Enhanced dye degradation using hydrothermally synthesized nanostructured Sb2S3/rGO under visible light irradiation

Abstract

Semiconductor materials are attractive for photocatalytic dye degradation. However, limitations of operating wavelength and poor photocatalytic activity of existing metal oxides semiconductor have restricted their widespread use. The present work is an attempt to examine the photocatalytic dye degradation behavior of a narrow bandgap (∼1.66 eV) chalcogenide-based antimony sulfide (Sb2S3) semiconductor and Sb2S3/rGO (reduced graphene oxide) based nanocomposite prepared by a facile hydrothermal method.

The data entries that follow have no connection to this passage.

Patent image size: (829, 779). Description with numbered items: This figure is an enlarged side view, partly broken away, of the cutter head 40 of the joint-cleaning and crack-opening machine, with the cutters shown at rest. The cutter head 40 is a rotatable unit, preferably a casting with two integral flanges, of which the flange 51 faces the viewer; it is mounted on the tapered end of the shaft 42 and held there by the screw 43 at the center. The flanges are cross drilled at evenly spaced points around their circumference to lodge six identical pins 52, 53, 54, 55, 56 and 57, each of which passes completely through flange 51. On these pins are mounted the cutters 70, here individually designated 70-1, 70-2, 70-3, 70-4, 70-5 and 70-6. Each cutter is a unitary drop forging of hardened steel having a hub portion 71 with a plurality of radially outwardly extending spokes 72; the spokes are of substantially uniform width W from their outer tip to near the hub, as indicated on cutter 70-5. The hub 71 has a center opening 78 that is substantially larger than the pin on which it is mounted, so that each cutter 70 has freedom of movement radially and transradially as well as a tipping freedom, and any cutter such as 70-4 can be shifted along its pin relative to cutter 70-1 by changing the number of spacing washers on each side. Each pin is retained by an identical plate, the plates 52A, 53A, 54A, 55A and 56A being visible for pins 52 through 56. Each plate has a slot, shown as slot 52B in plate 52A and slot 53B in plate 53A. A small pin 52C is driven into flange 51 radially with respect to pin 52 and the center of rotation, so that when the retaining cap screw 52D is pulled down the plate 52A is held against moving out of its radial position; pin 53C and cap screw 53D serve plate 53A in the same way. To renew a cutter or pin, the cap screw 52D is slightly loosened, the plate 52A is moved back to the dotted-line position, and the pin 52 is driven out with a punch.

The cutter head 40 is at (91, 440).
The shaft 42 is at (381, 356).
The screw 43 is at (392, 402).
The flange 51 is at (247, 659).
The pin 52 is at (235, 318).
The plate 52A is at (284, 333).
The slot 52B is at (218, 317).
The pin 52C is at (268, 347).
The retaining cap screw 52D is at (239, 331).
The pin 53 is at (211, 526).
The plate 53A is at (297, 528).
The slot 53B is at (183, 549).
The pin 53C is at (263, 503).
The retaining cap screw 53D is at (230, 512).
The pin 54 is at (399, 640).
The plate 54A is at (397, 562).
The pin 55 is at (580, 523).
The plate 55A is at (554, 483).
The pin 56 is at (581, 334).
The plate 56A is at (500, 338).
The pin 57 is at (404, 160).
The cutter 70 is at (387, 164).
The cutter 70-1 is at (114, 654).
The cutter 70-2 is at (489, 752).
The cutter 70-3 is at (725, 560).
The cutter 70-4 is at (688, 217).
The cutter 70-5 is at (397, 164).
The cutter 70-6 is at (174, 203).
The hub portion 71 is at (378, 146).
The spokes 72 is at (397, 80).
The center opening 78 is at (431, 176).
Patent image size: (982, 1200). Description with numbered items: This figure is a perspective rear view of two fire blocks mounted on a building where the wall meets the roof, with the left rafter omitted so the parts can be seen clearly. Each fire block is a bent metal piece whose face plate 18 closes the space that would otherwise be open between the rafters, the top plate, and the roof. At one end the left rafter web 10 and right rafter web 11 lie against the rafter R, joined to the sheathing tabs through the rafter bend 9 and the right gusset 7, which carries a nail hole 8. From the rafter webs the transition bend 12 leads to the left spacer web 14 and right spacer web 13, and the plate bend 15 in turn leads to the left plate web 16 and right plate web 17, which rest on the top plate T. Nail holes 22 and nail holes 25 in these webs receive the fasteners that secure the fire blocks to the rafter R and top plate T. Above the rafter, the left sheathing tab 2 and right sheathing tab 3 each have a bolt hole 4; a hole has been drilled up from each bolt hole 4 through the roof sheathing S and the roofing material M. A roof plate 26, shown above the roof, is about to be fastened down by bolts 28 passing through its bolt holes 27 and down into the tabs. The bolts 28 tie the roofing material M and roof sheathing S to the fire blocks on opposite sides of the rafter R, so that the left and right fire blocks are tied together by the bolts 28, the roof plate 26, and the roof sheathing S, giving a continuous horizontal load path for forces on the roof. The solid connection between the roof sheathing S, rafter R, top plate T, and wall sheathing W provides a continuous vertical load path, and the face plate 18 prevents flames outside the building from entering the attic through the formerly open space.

X-ray diffraction (XRD), Fourier-transform infrared spectroscopy (FTIR), field emission scanning electron microscope (FESEM), transmission electron microscope (TEM), and Brunauer–Emmett–Teller (BET) surface area analyses are used to characterize the microstructure, morphology, and specific surface area of the as-prepared Sb2S3 and Sb2S3/rGO. The results from XRD, FESEM confirm the formation of phase pure Sb2S3 with haystack-like structure. TEM images show the formation of well-defined Sb2S3 nanorod crystals anchored onto rGO sheets. The photocatalytic performance of Sb2S3 photocatalyst found excellent with ∼93% Remazol Brilliant Red X-3BS (RBX), and ∼90.5% Rhodamine-B (RDB) dye can be degraded under visible light irradiation for 2.5 h. Moreover, rGO incorporation with Sb2S3 increases the surface area and photocatalytic efficiency further due to higher adsorption of dyes and improved excitation of electrons from valence to conduction band under visible light irradiation.